The work does not give an honest analysis of the ideologies and thought processes that drive the movements mentioned in the blurb, and it does not compare and contrast and show strengths and weaknesses by actual data. It gives no footnotes with actual quotes; if you are interested in looking up a certain claim, then you would have to read the entirety of a handful of books that are quoted as further reading for each chapter. And yet they had time and space to create a diligent topical index that takes up over 5% of the book; why not a regular system of footnotes? Surely, as a professor, the author is fully adept at their use.

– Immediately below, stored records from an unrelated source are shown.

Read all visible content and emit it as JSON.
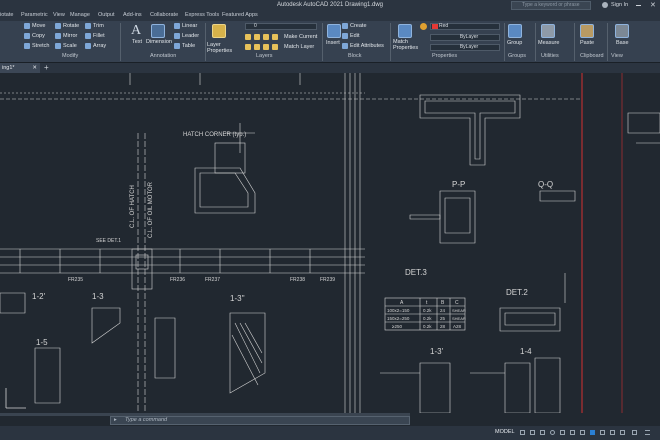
{
  "app": {
    "title": "Autodesk AutoCAD 2021   Drawing1.dwg",
    "search_placeholder": "Type a keyword or phrase",
    "sign_in": "Sign In"
  },
  "menu_tabs": [
    "iotate",
    "Parametric",
    "View",
    "Manage",
    "Output",
    "Add-ins",
    "Collaborate",
    "Express Tools",
    "Featured Apps"
  ],
  "ribbon": {
    "modify": {
      "label": "Modify",
      "items": [
        "Move",
        "Rotate",
        "Trim",
        "Copy",
        "Mirror",
        "Fillet",
        "Stretch",
        "Scale",
        "Array"
      ]
    },
    "annotation": {
      "label": "Annotation",
      "items": [
        "Text",
        "Dimension",
        "Linear",
        "Leader",
        "Table"
      ]
    },
    "layers": {
      "label": "Layers",
      "layer_properties": "Layer Properties",
      "current_layer": "0",
      "make_current": "Make Current",
      "match_layer": "Match Layer"
    },
    "block": {
      "label": "Block",
      "insert": "Insert",
      "create": "Create",
      "edit": "Edit",
      "edit_attributes": "Edit Attributes"
    },
    "properties": {
      "label": "Properties",
      "match_properties": "Match Properties",
      "color": "Red",
      "linetype": "ByLayer",
      "lineweight": "ByLayer",
      "color_hex": "#e53935"
    },
    "groups": {
      "label": "Groups",
      "group": "Group"
    },
    "utilities": {
      "label": "Utilities",
      "measure": "Measure"
    },
    "clipboard": {
      "label": "Clipboard",
      "paste": "Paste"
    },
    "view": {
      "label": "View",
      "base": "Base"
    }
  },
  "doc_tab": "ing1*",
  "drawing_text": {
    "hatch_corner": "HATCH CORNER (typ.)",
    "pp": "P-P",
    "qq": "Q-Q",
    "det3": "DET.3",
    "det2": "DET.2",
    "s12": "1-2'",
    "s13": "1-3",
    "s13b": "1-3''",
    "s15": "1-5",
    "s13c": "1-3'",
    "s14": "1-4",
    "cl_hatch": "C.L. OF HATCH",
    "cl_motor": "C.L. OF OIL MOTOR",
    "see_det": "SEE DET.1",
    "fr_labels": [
      "FR235",
      "FR236",
      "FR237",
      "FR238",
      "FR239"
    ],
    "table_rows": [
      [
        "A",
        "t",
        "B",
        "C"
      ],
      [
        "100x2=150",
        "0.2k",
        "24",
        "SHEAR"
      ],
      [
        "150x2=250",
        "0.2k",
        "25",
        "SHEAR"
      ],
      [
        "≥250",
        "0.2k",
        "28",
        "A28"
      ]
    ]
  },
  "command": {
    "placeholder": "Type a command"
  },
  "status": {
    "model": "MODEL"
  }
}
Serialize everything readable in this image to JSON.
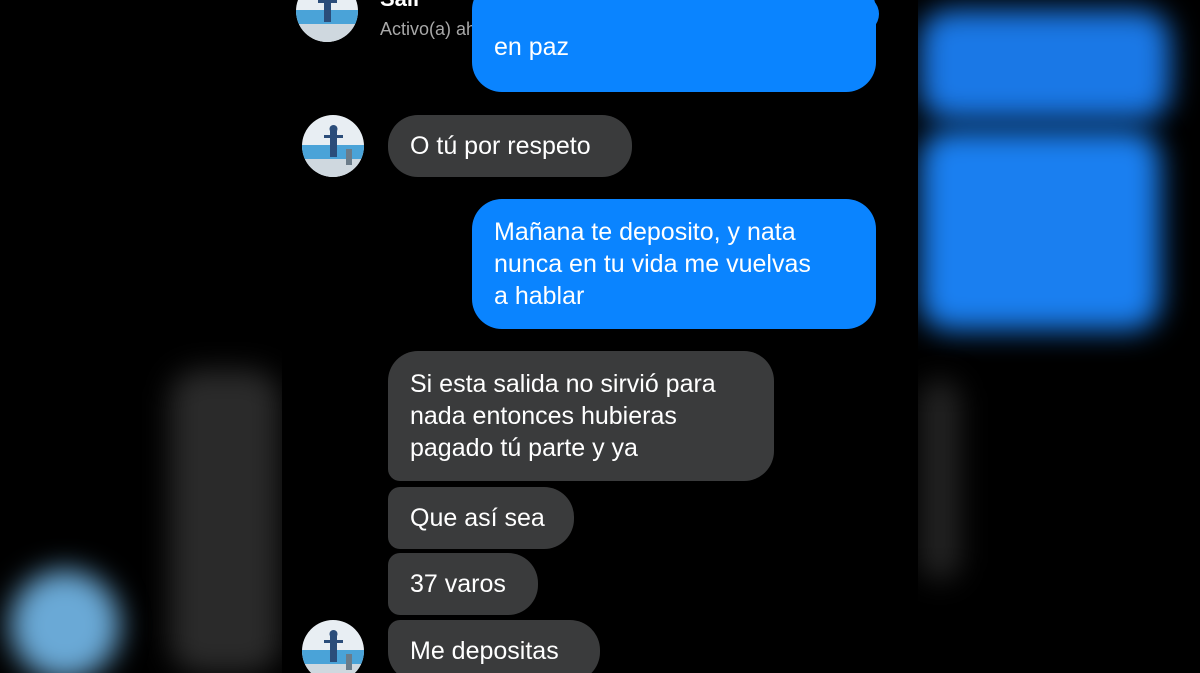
{
  "header": {
    "contact_name": "Sair",
    "status": "Activo(a) ahora",
    "accent": "#0a84ff"
  },
  "icons": {
    "call": "phone-icon",
    "video": "video-camera-icon",
    "info": "info-icon"
  },
  "messages": [
    {
      "direction": "outgoing",
      "lines": [
        "en paz"
      ]
    },
    {
      "direction": "incoming",
      "lines": [
        "O tú por respeto"
      ]
    },
    {
      "direction": "outgoing",
      "lines": [
        "Mañana te deposito, y nata",
        "nunca en tu vida me vuelvas",
        "a hablar"
      ]
    },
    {
      "direction": "incoming",
      "lines": [
        "Si esta salida no sirvió para",
        "nada entonces hubieras",
        "pagado tú parte y ya"
      ]
    },
    {
      "direction": "incoming",
      "lines": [
        "Que así sea"
      ]
    },
    {
      "direction": "incoming",
      "lines": [
        "37 varos"
      ]
    },
    {
      "direction": "incoming",
      "lines": [
        "Me depositas"
      ]
    }
  ],
  "colors": {
    "incoming_bubble": "#3a3b3c",
    "outgoing_bubble": "#0a84ff",
    "background": "#000000"
  }
}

The book's message in a nutshell: "Sure, we have radicals in our group. We like democracy, but its exercise in politics leads us to name calling and free-speech-shaming. We may have a few nuts in our bunch, but honestly we're better than the opposition because they are all nuts. Need facts? Oh, everyone knows it. Hey, my friend wrote a book. Go read his book."
Unscholarly, hateful, and misinformed.
Thanks to NetGalley and the publisher for a free reading copy. A favorable review was not required.
While I was expecting this book to be favorable to left-leaning thought (and it was), I was hoping for a historical and critical overview of the base ideologies to show how we got to where we are with those ideologies today. What I got was a very dry and superficial listing of names and dates associated with various left-leaning groups from the 1800s to today. The entire thing reads like an encyclopedia entry with no discussion or exploration of the overarching themes. The author is less an "author" and more a chronicler. Strangely for an academic leaning book, there is no regular footnote system, but rather an annotated bibliography for each chapter. While I was able to glean a few interesting nuggets for further research, any actual engagement with the material will have to come from elsewhere.
This book is a dense and fascinating examination of the last 150 years of left-leaning politics in America. In my personal education, I found progressive figures markedly absent from state-endorsed texts, both at the high school and collegiate levels. I appreciated reading about the history of different progressive movements.
Thank you to #NetGalley for providing me a copy of this book in exchange for an honest review.